For my book SUPERBUG: The Fatal Menace of MRSA (came out last March; paperback will be out in February), I spent several years talking to about 100 victims of antibiotic-resistant staph, and family members of victims who did not survive their infections. There were some striking things about their stories.
One was the variability of the bug, which can cause anything from mild one-time skin infections to lethal necrotizing pneumonia, adding up to almost 19,000 deaths, 369,000 hospitalizations and possibly 7 million medical office visits a year. The other was the variability of the patients’ treatment. Some had the good luck to find physicians who knew about the bug, understood the layers of testing needed to determine the best antibiotics to use, and were sensitive to the possibilities of over- and under-treatment. Others were not so lucky: They went to doctors who didn’t recognize the infection, didn’t prescribe drugs that worked, didn’t have anything to offer when the infection recurred — a whole panoply of errors.
It was a lesson for me in how long it can take news of a new medical development to percolate through the clinical community, especially to primary-care practitioners — people who don’t have a channel for new news because they don’t work for an academic medical center or belong to a specialty society that puts out a journal or at least a substantial newsletter. But it was also a lesson on how few agreed-upon standards of practice there were for treating MRSA. For many presentations, there was no evidence refer to; clinicians were thrown back onto poring through the literature, or on making educated guesses based on their past experience.
As of this week, that should change. The Infectious Diseases Society of America has publshed the first-ever clinical practice guidelines for treating MRSA in adults and children. It’s a substantial document, 38 pages (in the advance access section of Clinical Infectious Diseases) and should be a tremendous resource for patients and their physicians. (I know of one patient who printed it out yesterday and took it to an office visit — only to find the physician had just downloaded a copy himself.)
In a statement released by IDSA, lead author Dr. Catherine Liu of the University of California, San Francisco said:
MRSA has become a huge public health problem and physicians often struggle with how to treat it… The guidelines establish a framework to help physicians determine how to evaluate and treat uncomplicated as well as invasive infections. It’s designed to be a living document, meaning the recommendations will evolve as new information and antibiotics become available.
Up to this point, those seeking guidance on MRSA could look only to a flowchart constructed several years ago by the CDC that covered recognition of skin and soft-tissue infections and provided guidance on which of the few remaining working antibiotics to choose or avoid.
The new guidelines are much more comprehensive. They cover skin and soft tissue infections, bacteremia and endocarditis, pneumonia, bone and joint infections, and central nervous system infections, down to the preferred drugs (including old generics) and optimal dosing, both adult and pediatric. (The guidelines are endorsed by the Pediatric Infectious Diseases Society and the American Academy of Pediatrics, along with the American College of Emergency Physicians.)

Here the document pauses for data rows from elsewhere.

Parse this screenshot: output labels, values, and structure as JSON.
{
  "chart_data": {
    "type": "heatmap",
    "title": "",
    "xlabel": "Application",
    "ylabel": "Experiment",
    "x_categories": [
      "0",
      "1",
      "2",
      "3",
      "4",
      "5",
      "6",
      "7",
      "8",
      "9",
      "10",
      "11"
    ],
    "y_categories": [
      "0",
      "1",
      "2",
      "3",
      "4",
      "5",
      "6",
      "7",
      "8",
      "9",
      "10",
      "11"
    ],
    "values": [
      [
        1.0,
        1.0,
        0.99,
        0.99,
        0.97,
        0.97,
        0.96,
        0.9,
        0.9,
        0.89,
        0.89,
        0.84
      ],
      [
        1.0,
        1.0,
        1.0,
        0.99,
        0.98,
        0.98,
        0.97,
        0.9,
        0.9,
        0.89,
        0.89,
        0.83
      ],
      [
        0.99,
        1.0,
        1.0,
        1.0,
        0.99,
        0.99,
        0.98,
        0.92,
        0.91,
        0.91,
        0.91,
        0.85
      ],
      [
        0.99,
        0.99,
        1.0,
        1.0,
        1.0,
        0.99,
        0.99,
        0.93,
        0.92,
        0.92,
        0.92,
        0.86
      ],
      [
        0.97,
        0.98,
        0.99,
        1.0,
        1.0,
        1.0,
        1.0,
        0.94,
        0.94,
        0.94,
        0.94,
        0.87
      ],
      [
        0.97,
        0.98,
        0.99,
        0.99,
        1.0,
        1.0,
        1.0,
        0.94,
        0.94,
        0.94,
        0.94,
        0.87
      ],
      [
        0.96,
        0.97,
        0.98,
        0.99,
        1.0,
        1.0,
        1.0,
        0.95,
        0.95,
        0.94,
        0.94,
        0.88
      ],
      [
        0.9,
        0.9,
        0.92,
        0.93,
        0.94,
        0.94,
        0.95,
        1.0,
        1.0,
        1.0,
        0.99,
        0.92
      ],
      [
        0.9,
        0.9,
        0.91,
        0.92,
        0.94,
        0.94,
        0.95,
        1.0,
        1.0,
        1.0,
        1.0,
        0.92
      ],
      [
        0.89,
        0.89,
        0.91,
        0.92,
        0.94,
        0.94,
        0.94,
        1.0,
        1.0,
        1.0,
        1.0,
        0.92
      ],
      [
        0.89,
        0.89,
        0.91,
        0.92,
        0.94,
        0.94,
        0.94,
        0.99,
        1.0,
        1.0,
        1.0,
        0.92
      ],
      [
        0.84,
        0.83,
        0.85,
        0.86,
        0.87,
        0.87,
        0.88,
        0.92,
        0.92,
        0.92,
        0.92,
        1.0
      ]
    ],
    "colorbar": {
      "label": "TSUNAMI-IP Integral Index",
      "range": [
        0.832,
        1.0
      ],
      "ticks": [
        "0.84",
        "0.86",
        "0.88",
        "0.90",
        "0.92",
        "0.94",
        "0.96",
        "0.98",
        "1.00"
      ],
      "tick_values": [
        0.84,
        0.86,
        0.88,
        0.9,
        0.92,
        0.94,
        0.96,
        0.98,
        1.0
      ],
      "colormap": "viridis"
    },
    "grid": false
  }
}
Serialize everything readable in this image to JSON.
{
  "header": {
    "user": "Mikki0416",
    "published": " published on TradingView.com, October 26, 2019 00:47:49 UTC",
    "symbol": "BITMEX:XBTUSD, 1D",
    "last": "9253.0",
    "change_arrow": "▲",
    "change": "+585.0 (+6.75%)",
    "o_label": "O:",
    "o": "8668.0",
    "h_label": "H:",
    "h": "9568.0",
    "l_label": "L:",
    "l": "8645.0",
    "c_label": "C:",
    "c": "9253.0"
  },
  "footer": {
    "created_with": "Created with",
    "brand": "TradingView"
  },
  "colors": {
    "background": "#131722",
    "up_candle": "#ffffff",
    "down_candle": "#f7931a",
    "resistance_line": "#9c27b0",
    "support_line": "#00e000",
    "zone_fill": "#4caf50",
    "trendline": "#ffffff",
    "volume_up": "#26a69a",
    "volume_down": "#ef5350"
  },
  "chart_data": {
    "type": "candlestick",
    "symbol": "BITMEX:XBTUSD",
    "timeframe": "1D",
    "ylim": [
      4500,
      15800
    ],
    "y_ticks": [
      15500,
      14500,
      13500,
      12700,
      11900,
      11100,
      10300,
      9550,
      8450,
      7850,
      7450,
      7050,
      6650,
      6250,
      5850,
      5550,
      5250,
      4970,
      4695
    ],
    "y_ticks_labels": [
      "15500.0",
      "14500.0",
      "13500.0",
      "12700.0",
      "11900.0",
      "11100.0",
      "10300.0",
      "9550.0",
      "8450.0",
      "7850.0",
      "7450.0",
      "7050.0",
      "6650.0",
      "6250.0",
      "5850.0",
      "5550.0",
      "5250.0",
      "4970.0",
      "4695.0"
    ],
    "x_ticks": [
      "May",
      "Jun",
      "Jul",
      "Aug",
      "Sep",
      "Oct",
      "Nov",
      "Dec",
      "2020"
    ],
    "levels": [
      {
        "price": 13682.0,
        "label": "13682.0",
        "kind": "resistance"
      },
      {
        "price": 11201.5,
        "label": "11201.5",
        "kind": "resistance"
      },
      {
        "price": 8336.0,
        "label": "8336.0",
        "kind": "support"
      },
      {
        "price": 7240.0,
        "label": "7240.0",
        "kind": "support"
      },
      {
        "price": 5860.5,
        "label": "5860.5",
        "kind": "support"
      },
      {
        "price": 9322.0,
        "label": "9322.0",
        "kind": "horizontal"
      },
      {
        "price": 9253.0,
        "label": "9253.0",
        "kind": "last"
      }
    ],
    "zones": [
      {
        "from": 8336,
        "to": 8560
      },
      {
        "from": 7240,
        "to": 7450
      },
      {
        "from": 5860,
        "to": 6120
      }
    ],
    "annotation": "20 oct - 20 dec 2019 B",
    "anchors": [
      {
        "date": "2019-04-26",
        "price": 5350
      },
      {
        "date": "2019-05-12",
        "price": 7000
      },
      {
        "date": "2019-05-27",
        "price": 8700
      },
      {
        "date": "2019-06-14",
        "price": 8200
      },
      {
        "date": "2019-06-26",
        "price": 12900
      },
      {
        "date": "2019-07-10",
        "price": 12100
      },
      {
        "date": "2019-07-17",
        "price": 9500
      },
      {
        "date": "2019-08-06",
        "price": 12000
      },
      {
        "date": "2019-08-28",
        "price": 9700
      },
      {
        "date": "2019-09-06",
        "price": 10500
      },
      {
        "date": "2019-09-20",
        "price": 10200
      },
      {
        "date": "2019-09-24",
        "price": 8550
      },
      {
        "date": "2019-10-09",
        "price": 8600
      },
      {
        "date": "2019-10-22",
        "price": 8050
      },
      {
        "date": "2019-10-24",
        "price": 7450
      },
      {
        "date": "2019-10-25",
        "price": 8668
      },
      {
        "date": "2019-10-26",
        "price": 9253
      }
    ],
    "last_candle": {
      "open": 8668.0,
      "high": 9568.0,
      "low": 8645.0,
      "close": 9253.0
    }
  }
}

They also take up the problematic issue that we are losing one of the last-resort drugs, vancomycin, to resistance; they cover dosing of vancomycin and monitoring; management of vanco-resistant infections; and, the thing no one wants to contemplate, infections so resistant to vancomycin that they are untreatable.
Two important issues in the guidelines:
They explicitly state what many clinicians have been talking about for several years: That for uncomplicated abscesses, antibiotics may not be necessary, and simply opening up the abscess and draining it may do just as much good. Important caveats: Antibiotics should still be used if there are multiple abscesses, or an abscess in a difficult place (on the face, in the groin); or if cellulitis is present; or if the patient is immune-compromised or has additional systemic disease.
They also endorse the set of practices, collectively called “decolonization,” that people undertake when they are bedeviled by recurrent MRSA infections: antibiotic nasal gel, antiseptic washes, dilute bleach baths, and aggressive cleaning of surfaces in the person’s home. They even take up the possibility of decolonizing not just the infected person, but other people in the household where the recurrent infections are happening. (As far as I can see, they don’t mention decolonizing pets.) Decolonization has been controversial; there has been good evidentiary support for it only in hospitals, in patients about to undergo surgery, and the CDC was reluctant to recommend anything beyond that. That didn’t stop frustrated doctors and desperate patients, who tried their own home-brewed combinations of those practices, varying the things they did and the length they did them for and hoping the infections would not recur.
As many, many people told me when I was working on Superbug, MRSA by itself is a lonely and isolating infection. Finding out that medicine couldn’t say with surety what to do for you was worse, and trying multiple regimens, not knowing which would work, was the worst of all. These guidelines will provide decision support and a shared body of knowledge for physicians, which is crucial. But they also give patients some reassurance that the quixotic behavior of the bacterium, and the potential complexities of their treatment, have been thought through.